StAlvis − NTA ~~INFO~~. she blamed me for his death. Why would that be?. Did you or anyone else in the family engage in what could be considered enabling behavior?

[Reddit User] − NTA. Susan said something horrible, and yes she was grieving but it was still horrible. She could have reached out to apologize at any point but didn't. I couldn't be pleasant to someone who accused me of being the cause of my loved one's death, no matter how upset they were, especially if they never even made the attempt to apologize.

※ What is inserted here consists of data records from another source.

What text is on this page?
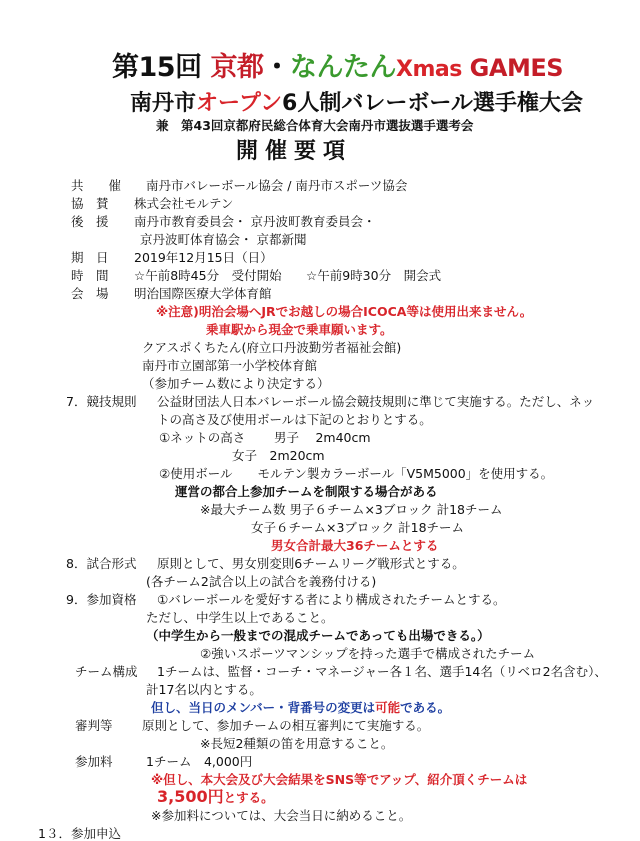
第15回 京都・なんたんXmas GAMES
南丹市オープン6人制バレーボール選手権大会
兼　第43回京都府民総合体育大会南丹市選抜選手選考会
開催要項
共　　催 南丹市バレーボール協会 / 南丹市スポーツ協会
協　賛 株式会社モルテン
後　援 南丹市教育委員会・ 京丹波町教育委員会・
京丹波町体育協会・ 京都新聞
期　日 2019年12月15日（日）
時　間 ☆午前8時45分　受付開始 ☆午前9時30分　開会式
会　場 明治国際医療大学体育館
※注意)明治会場へJRでお越しの場合ICOCA等は使用出来ません。
乗車駅から現金で乗車願います。
クアスポくちたん(府立口丹波勤労者福祉会館)
南丹市立園部第一小学校体育館
（参加チーム数により決定する）
7．競技規則 公益財団法人日本バレーボール協会競技規則に準じて実施する。ただし、ネッ
トの高さ及び使用ボールは下記のとおりとする。
①ネットの高さ 男子　 2m40cm
女子　2m20cm
②使用ボール　　モルテン製カラーボール「V5M5000」を使用する。
運営の都合上参加チームを制限する場合がある
※最大チーム数 男子６チーム×3ブロック 計18チーム
女子６チーム×3ブロック 計18チーム
男女合計最大36チームとする
8．試合形式 原則として、男女別変則6チームリーグ戦形式とする。
(各チーム2試合以上の試合を義務付ける)
9．参加資格 ①バレーボールを愛好する者により構成されたチームとする。
ただし、中学生以上であること。
（中学生から一般までの混成チームであっても出場できる。）
②強いスポーツマンシップを持った選手で構成されたチーム
チーム構成 1チームは、監督・コーチ・マネージャー各１名、選手14名（リベロ2名含む）、
計17名以内とする。
但し、当日のメンバー・背番号の変更は可能である。
審判等 原則として、参加チームの相互審判にて実施する。
※長短2種類の笛を用意すること。
参加料	1チーム　4,000円
※但し、本大会及び大会結果をSNS等でアップ、紹介頂くチームは
3,500円とする。
※参加料については、大会当日に納めること。
1３．参加申込
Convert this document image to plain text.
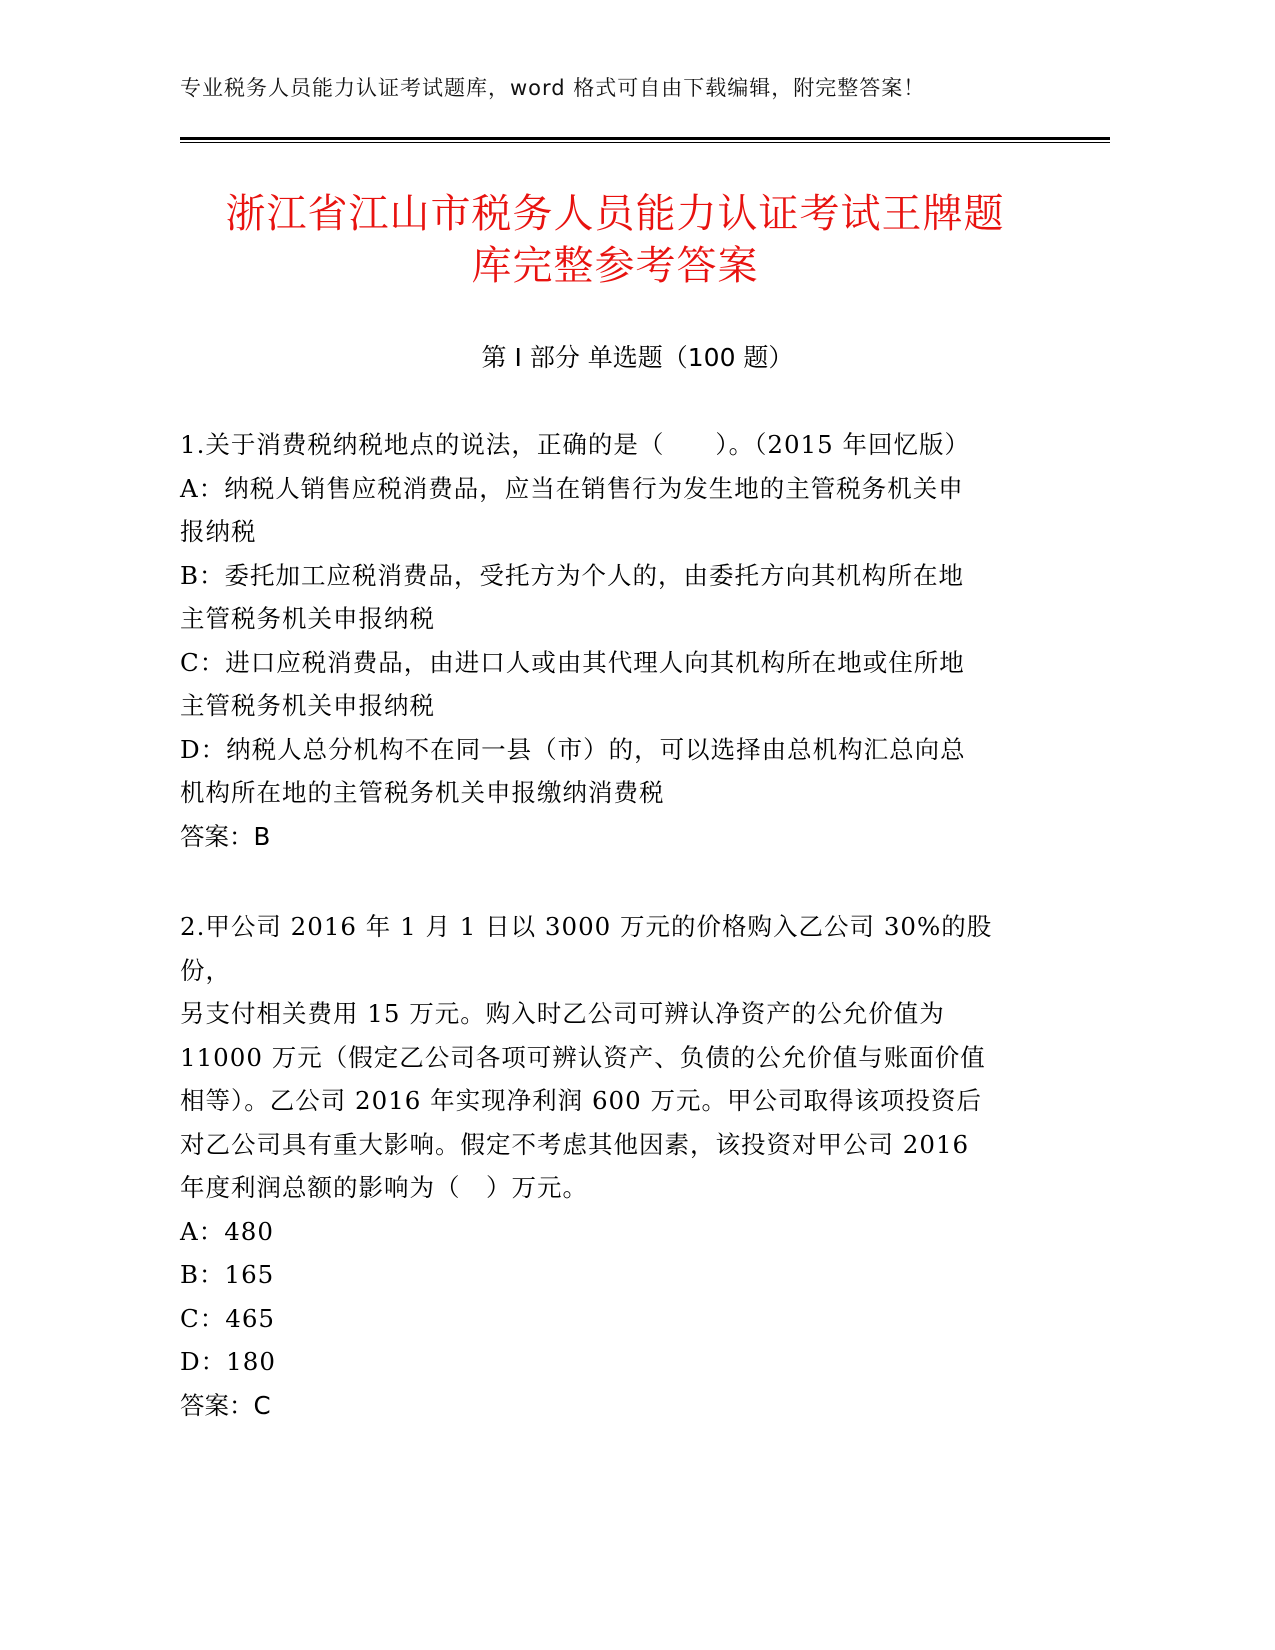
专业税务人员能力认证考试题库，word 格式可自由下载编辑，附完整答案！
浙江省江山市税务人员能力认证考试王牌题
库完整参考答案
第 I 部分 单选题（100 题）
1.关于消费税纳税地点的说法，正确的是（　　）。（2015 年回忆版）
A：纳税人销售应税消费品，应当在销售行为发生地的主管税务机关申
报纳税
B：委托加工应税消费品，受托方为个人的，由委托方向其机构所在地
主管税务机关申报纳税
C：进口应税消费品，由进口人或由其代理人向其机构所在地或住所地
主管税务机关申报纳税
D：纳税人总分机构不在同一县（市）的，可以选择由总机构汇总向总
机构所在地的主管税务机关申报缴纳消费税
答案：B
2.甲公司 2016 年 1 月 1 日以 3000 万元的价格购入乙公司 30%的股份，
另支付相关费用 15 万元。购入时乙公司可辨认净资产的公允价值为
11000 万元（假定乙公司各项可辨认资产、负债的公允价值与账面价值
相等）。乙公司 2016 年实现净利润 600 万元。甲公司取得该项投资后
对乙公司具有重大影响。假定不考虑其他因素，该投资对甲公司 2016
年度利润总额的影响为（　）万元。
A：480
B：165
C：465
D：180
答案：C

Magdovus − I hope you left when he said that. . Don't block him, just leave him on read.

Goalie_LAX_21093 − NTA. She said stuff

KimB-booksncats-11 − My parents taught me to never say something in anger you can't take back... because even if you don't mean it you can't take it back. A good example I saw on Facebook said throw a plate on a ground. Tell it your sorry. Did that fix it? Even if you glue it back together the fractures will always be there. Also I am HORRIFIED that Susan never even apologized for the horrible things she said to you.

At the very least she needs to apologize. Also your Dad owes you an apology for yelling at you. He told you to get out so'd let him know I'm not speaking with him again without an apology. As for Susan, even with an apology, you do not owe her forgiveness for what she said. NTA. I'd walk away from them both.

Dinklemcfinkle − Nta. She sounds horrible and he’s choosing her over you, his own daughter.

Certain-Cake-3903 − So she

[Reddit User] − You might be adult but you are still your dad’s child but he doesn’t behave like a loving parent. He behaved horribly and she should definitely apologise, now they both should. I would go NC with them. . Edit. You are NTA

ImNot4Everyone42 − Saying she’s hated you since she met you is NOT a “heat of the moment” thing. It’s a festering resentment that finally comes out thing.. NTA.

dontwanttokeepthis − NTA She said something horrible and instead of apologising she’s creating drama and your father is choosing Susan over his own daughter. Go no contact with both of em.

In conclusion, this post offers a raw and relatable glimpse into the challenges of navigating modern family relationships. It poses difficult questions about loyalty, respect, and the sacrifices we’re willing to make to protect our emotional well-being. Is it fair to demand an apology before extending kindness, or should familial bonds always take precedence?

What would you do if you were faced with similar demands for respect in your family? Share your thoughts and experiences below—let’s open up a discussion about where we draw the line between duty and self-care.